Patrimoine

XIIe-XIXe siècle

Le Crac des chevaliers, un château entre deux mondes

Par Margot Boutges · Le Journal des Arts

Le 18 octobre 2018 - 647 mots

L’histoire du monument syrien est retracée à la Cité de l’architecture et du patrimoine, où l’on peut voir qu’il a tenu une place à part dans l’histoire de la France.

Paris. Le Crac des chevaliers. Aux oreilles de beaucoup, cette dénomination ressemblant à une onomatopée n’évoquera rien. Pour d’autres, il s’agira bien sûr d’un des plus importants châteaux forts du Proche-Orient. Son nom dérive d’ailleurs du syriaque karak signifiant « forteresse ». La Cité de l’architecture et du patrimoine retrace dans une petite exposition les heures de ce monument syrien, en particulier à travers le regard qu’a porté sur lui la France.

Le Crac, vestige des croisades, est le fruit d’une histoire où s’entremêlent Occidentaux et Orientaux, chrétiens et musulmans.
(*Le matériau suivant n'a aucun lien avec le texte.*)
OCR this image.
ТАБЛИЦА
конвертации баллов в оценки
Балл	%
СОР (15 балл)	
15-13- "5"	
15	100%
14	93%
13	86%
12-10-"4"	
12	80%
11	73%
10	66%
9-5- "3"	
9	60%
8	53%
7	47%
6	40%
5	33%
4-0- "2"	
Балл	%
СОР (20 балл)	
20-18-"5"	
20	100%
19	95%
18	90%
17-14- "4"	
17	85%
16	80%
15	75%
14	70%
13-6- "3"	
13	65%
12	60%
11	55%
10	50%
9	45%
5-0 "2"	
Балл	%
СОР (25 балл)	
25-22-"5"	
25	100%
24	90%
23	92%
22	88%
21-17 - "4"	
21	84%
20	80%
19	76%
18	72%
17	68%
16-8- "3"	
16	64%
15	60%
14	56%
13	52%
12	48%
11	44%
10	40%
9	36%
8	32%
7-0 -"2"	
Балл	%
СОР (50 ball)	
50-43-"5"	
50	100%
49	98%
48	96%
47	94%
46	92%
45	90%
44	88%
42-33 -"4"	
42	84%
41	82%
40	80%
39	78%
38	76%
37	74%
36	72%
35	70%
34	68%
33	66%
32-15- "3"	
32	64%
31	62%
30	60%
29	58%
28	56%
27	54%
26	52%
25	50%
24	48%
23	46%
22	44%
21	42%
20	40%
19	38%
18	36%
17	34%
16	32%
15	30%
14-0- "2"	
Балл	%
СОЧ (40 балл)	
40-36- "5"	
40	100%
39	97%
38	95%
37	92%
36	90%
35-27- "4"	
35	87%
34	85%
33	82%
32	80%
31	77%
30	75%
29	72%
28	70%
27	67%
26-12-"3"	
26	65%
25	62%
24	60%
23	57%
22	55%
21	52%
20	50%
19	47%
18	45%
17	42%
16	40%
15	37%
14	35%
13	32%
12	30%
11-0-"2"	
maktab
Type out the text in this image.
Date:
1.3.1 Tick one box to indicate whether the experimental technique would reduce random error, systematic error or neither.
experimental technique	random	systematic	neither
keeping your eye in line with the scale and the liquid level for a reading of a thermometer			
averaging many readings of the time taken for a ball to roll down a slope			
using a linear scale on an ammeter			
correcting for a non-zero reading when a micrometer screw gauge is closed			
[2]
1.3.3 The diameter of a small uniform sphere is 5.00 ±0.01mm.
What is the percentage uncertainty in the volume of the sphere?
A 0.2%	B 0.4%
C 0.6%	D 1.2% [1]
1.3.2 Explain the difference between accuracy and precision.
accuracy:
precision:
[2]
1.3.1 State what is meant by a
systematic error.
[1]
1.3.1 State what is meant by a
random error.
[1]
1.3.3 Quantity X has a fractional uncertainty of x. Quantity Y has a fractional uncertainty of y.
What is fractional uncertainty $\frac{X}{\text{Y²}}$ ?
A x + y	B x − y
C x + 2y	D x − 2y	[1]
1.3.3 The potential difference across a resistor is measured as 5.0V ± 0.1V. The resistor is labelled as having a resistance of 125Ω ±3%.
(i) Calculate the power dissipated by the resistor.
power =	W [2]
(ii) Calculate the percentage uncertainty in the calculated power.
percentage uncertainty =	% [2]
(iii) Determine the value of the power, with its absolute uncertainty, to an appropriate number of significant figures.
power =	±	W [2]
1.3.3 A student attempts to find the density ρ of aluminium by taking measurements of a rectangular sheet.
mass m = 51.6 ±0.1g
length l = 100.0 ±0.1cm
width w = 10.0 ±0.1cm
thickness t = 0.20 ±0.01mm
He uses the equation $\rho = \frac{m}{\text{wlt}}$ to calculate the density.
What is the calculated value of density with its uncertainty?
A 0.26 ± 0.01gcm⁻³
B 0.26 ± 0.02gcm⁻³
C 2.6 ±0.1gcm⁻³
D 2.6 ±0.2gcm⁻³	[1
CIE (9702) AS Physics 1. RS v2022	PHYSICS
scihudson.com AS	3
D’abord occupée par les Kurdes, cette forteresse dominant la plaine de Homs tombe aux mains des croisés francs au début du XIIe siècle. En 1142, elle est concédée à ces moines soldats catholiques que sont les Hospitaliers de Saint-Jean de Jérusalem. Aux XIIe et XIIIe siècles, ceux-là bâtissent sur les ruines d’un séisme un vaste château fort pourvu de deux enceintes, avec tours, talus, glacis, chapelle et galerie à arcades de style gothique. En 1271, le Crac tombe sous domination musulmane : les Mamelouks s’en emparent et complètent son architecture défensive. La fin des croisades fait perdre au site son rôle militaire. Passé sous l’égide ottomane en 1516, il devient une garnison d’importance secondaire, ce qui lui permet de traverser le temps sans dommage majeur.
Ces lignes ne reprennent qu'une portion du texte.